Sozialdemokrat des Monats Juli

Veröffentlicht am 28.06.2024 in Geschichte

Wolfgang Roth: Vom Juso-Chef zum Banker in Luxemburg

Ein schwäbischer Berliner

Wolfgang Roth wurde am 26. Januar 1941 in Schwäbisch-Hall geboren und machte 1961 in Aalen Abitur. Nach zwei Semestern seines Volkswirtschaftsstudiums an der Uni Tübingen ging er 1962 an die FU Berlin und trat dort nicht nur der SPD, sondern auch dem Sozialdemokratischen Hochschulbund (SHB), der nach dem Ausschluss des SDS soeben gegründeten Studentenorganisation - zumindest bis 1969 - parteikonformer Sozialdemokraten. Er machte rasch Karriere: Bereits 1964/65 wurde er zum ASTA-Vorsitzenden an der FU Berlin gewählt. Ein Jahr später wurde er Vorsitzender des Gesamtdeutschen Ausschusses des Verbands Deutscher Studentenschaften und initiierte, im Gefolge der Brandt/Bahrschen Ost-Politik die Aufnahme von Gesprächen mit der FDJ. Zunächst erfolglos.

Nach dem Examen 1968 arbeitete er zunächst beim Deutschen Städtetag und bei der Neuen Heimat. Gleichzeitig war er von 1969 bis 1972 zunächst stellvertretender, von 1972 bis 1974 Bundes-Vorsitzender der Jungsozialisten. In diese Funktion verschreckte er die Alt-Genossinnen und Alt-Genossen durch ein ausführliches Interview im „Playboy“ 3/1973.

Von 1973 bis 1979 und erneut von 1982 bis 1991 war er Mitglied des Parteivorstandes.

1976 wechselte Roth vollzeitlich in die Politik. Er wurde erstmals über die Landesliste der SPD Baden-Württemberg in den Deutschen Bundestag gewählt. Dort war er wirtschaftspolitischer Sprecher der SPD und von 1981 bis 1991 stellvertretender Vorsitzender der SPD-Bundestagsfraktion.

Im darauffolgenden Jahr wurde er zu einem der acht Vizepräsidenten der Europäischen Investitionsbank. In diesem Amt folgte ihm von 2006 - 2011 Matthias Kollatz nach.

Vom Juso-Chef in den frühen 70er Jahren bis zum Banker in Luxemburg - das war wirklich ein weiter Weg, der ihn erstaunlich wenig verändert hat. Er blieb ein guter Freund, zuverlässig, hilfsbereit, fürsorglich nicht nur innerhalb der Familie. Wer sich hilfesuchend an ihn wandte, konnte mit tatkräftiger Unterstützung rechnen. Das waren allerdings Tugenden, die er - wenn man ihn darauf ansprach - gerne hinter Sarkasmus verbarg.
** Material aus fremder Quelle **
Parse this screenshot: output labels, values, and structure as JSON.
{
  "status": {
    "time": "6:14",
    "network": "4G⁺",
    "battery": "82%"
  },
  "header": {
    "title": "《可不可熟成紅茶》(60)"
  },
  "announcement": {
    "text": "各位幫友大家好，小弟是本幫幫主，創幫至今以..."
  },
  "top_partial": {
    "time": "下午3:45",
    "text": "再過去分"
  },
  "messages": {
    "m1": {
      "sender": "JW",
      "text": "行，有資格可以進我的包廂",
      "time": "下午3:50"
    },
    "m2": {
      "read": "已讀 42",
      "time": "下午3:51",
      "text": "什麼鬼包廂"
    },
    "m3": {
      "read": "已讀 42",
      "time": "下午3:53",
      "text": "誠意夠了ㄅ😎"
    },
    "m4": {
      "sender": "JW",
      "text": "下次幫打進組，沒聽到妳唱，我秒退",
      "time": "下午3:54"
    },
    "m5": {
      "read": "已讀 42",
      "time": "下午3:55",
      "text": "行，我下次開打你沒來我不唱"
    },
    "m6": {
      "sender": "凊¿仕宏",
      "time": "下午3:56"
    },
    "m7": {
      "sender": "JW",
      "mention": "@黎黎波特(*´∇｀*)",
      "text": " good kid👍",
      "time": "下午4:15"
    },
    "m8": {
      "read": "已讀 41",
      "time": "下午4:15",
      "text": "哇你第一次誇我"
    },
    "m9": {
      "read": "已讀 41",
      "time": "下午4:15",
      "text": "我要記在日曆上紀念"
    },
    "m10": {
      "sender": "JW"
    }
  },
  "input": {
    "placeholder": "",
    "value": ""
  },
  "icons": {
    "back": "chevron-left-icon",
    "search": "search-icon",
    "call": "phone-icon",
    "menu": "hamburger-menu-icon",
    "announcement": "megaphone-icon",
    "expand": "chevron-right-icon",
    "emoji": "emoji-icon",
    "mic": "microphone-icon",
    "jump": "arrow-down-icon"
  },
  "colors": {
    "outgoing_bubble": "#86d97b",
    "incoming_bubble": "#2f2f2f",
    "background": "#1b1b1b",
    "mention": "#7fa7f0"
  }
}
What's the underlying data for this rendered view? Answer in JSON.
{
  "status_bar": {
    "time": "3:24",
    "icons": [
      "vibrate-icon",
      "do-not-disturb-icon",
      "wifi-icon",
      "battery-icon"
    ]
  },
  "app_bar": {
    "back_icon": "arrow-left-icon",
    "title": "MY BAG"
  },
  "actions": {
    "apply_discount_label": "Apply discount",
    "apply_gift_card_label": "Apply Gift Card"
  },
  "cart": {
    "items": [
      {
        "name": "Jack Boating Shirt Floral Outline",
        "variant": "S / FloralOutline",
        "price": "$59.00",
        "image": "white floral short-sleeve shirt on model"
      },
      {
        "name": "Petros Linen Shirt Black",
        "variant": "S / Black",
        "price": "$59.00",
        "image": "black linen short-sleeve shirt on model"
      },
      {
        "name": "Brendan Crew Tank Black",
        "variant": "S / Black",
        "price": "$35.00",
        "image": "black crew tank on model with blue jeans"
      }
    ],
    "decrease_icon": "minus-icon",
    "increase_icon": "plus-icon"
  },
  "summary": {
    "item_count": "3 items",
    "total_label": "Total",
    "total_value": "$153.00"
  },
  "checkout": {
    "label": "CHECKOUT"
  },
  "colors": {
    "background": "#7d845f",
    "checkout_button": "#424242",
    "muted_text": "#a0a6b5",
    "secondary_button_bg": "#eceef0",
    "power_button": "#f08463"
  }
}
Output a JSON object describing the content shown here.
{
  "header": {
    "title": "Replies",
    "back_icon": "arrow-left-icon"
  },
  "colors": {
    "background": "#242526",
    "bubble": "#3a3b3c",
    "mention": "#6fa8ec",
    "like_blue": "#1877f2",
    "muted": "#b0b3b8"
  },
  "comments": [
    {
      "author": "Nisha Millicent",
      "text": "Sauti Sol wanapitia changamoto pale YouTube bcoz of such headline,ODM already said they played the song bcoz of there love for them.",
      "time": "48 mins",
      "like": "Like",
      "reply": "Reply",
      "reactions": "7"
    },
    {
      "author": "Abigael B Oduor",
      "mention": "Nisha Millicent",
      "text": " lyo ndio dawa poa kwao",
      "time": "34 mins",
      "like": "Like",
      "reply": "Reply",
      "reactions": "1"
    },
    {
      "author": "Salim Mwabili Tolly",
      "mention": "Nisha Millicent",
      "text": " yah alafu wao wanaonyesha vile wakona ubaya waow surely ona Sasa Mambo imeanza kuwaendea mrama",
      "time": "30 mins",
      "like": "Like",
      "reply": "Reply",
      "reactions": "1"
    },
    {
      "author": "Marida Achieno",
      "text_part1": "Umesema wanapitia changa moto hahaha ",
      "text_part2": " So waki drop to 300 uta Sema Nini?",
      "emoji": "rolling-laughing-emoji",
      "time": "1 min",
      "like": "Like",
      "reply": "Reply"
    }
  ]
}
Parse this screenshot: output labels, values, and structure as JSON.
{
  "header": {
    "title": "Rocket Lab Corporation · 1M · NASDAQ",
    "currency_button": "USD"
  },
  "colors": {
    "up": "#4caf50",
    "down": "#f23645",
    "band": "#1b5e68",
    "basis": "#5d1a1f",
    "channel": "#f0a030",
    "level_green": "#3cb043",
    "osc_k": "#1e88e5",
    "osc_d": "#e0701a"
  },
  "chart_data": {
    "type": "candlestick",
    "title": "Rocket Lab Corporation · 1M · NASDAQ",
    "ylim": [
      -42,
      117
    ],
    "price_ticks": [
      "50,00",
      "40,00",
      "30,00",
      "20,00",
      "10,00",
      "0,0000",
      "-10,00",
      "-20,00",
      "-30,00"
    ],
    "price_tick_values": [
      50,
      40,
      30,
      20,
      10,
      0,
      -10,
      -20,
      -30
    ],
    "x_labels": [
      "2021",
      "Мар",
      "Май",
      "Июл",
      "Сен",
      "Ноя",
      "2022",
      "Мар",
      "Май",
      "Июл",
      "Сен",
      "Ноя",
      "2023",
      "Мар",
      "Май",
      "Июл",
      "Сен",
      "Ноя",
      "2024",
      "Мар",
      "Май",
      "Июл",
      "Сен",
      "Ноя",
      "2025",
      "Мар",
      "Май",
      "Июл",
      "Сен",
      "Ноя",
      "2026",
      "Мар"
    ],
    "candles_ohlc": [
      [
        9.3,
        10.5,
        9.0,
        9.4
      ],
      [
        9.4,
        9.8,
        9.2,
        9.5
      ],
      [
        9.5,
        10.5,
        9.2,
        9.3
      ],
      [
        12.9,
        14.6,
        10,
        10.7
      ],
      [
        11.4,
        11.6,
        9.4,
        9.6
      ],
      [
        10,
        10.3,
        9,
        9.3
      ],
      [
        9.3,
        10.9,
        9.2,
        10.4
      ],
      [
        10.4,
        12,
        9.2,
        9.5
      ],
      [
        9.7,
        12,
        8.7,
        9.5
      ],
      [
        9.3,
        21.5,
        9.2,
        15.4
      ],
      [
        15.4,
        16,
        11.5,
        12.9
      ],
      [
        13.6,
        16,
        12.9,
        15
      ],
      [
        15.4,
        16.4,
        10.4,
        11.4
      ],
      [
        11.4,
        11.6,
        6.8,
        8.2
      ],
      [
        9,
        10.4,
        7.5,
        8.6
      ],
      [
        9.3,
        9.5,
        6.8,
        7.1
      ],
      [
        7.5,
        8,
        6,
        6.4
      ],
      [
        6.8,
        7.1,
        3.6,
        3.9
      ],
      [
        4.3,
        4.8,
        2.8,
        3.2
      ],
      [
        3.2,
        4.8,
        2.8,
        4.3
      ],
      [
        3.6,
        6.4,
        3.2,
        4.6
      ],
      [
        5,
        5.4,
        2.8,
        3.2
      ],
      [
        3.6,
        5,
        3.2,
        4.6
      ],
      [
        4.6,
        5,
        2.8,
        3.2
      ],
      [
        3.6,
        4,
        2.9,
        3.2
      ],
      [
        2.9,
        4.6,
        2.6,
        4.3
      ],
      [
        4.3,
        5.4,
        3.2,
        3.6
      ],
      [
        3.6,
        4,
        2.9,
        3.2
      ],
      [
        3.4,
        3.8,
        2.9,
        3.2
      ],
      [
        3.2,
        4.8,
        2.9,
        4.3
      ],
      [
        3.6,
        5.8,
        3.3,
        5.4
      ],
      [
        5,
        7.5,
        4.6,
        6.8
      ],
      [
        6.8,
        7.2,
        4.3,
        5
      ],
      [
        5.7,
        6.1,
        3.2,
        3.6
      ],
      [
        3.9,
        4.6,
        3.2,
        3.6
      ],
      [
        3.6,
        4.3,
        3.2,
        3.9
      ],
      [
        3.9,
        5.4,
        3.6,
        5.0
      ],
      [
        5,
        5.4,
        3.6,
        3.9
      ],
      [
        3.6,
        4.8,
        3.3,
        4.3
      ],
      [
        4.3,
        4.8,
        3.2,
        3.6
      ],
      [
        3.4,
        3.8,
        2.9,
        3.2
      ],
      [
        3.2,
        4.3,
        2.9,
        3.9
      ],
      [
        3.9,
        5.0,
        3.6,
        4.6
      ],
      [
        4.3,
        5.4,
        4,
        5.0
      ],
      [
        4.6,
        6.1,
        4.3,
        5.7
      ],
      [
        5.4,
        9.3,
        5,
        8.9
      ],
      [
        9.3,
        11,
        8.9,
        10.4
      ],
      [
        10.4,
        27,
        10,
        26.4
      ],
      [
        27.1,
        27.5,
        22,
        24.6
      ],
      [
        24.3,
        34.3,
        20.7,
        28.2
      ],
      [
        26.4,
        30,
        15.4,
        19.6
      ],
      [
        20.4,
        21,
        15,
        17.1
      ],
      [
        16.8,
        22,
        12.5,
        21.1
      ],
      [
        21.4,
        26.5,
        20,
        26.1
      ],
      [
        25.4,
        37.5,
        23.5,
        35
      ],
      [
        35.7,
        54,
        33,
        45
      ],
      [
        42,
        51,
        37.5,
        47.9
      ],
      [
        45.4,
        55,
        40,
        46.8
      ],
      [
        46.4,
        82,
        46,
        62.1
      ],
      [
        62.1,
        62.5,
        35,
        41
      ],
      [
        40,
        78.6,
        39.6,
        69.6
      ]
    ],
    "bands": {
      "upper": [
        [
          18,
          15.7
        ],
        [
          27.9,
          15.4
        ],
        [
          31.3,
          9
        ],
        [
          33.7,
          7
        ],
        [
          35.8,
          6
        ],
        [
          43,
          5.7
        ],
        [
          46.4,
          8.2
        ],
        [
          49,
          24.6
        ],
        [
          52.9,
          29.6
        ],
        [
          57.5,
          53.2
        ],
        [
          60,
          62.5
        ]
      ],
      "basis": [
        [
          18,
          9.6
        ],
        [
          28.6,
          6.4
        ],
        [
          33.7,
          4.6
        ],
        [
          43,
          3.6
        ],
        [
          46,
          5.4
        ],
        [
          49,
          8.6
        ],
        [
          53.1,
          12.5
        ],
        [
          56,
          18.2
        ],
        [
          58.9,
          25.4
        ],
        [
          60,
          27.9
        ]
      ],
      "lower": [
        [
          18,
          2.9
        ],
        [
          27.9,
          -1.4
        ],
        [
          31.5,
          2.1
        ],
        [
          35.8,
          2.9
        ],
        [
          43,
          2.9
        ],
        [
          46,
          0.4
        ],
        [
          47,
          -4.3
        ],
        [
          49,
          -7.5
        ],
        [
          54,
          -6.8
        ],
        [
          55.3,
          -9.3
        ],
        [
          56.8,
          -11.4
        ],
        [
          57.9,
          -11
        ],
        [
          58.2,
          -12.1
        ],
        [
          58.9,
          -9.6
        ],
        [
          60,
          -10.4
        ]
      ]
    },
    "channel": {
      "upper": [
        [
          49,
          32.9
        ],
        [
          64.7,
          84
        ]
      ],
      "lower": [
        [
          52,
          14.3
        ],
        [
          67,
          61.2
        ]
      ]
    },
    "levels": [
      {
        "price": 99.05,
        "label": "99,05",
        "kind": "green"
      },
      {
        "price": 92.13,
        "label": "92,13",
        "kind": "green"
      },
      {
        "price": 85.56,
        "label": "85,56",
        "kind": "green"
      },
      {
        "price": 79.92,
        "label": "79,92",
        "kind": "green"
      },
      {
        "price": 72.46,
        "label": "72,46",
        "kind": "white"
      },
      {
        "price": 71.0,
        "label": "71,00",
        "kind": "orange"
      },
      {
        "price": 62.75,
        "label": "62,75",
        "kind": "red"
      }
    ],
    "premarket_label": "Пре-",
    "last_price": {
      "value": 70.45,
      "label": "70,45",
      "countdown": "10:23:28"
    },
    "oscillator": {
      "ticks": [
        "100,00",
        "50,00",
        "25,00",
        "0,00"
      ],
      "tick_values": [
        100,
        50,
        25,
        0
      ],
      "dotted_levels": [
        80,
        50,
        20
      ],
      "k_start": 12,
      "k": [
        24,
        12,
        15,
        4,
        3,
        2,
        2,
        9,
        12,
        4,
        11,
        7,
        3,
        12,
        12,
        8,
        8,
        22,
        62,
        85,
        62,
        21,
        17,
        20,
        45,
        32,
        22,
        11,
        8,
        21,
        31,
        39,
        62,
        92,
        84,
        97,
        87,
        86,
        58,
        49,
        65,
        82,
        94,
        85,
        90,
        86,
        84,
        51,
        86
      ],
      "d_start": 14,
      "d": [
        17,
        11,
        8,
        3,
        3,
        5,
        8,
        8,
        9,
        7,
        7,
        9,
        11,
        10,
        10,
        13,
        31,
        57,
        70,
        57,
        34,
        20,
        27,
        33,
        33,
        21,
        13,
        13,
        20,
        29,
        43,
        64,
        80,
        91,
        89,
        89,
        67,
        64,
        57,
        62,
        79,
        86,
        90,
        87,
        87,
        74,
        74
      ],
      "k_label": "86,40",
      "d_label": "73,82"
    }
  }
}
Welchem „Flügel“ der SPD er angehörte, war schwer zu sagen. Ein Bonner Journalist hat über ihn geschrieben, er sei „gewiss ein linker Sozialdemokrat, aber ein moderater, mit dem man reden konnte“. Erstaunlich früh, früher als viele andere Politiker*innen seiner und anderer Parteien, setzte er sich mit ökologischen Themen auseinander. Als Pragmatiker, der er war, sah er hier auch ökonomisch einen Wachstumsmarkt und keinen Gegensatz.

Zweifellos war Wolfgang Roth ein Pragmatiker. Man muss die Realität sehen und dann das Beste daraus machen, war sein Credo. Von Wunschdenken und Höhenflügen hielt der Pragmatiker nicht viel, schon gar nicht in der Politik oder der Ökonomie.

Natürlich fand er nicht alles gut, was seine SPD im Laufe der vielen Jahrzehnte, in denen er aktiv war, vertrat. Er war vor allem bei ökonomischen Themen eher auf der Seite von Helmut Schmidt als bei den linken Parteifreunden. Aber er war immer ein loyaler Genosse. Im Zweifel biss er eher die Zähne zusammen, selbst in seinen „wilden Zeiten“ als Juso und später als Juso-Vorsitzender von 1972 bis 1974.

Über diese Juso-Jahre hat er später voll Stolz geschrieben: „Eine Öffnung zur Achtundsechziger-Bewegung war angesagt. Niemals zuvor und später gab es so viele Parteieintritte von jungen Leuten. Aber: Die Behandlung durch die Vorgänger und vieler älterer Sozialdemokraten war nicht zimperlich.“

Wolfgang Roth starb vor drei Jahren, am 4. Juli 2021, mit 80 Jahren in Bonn.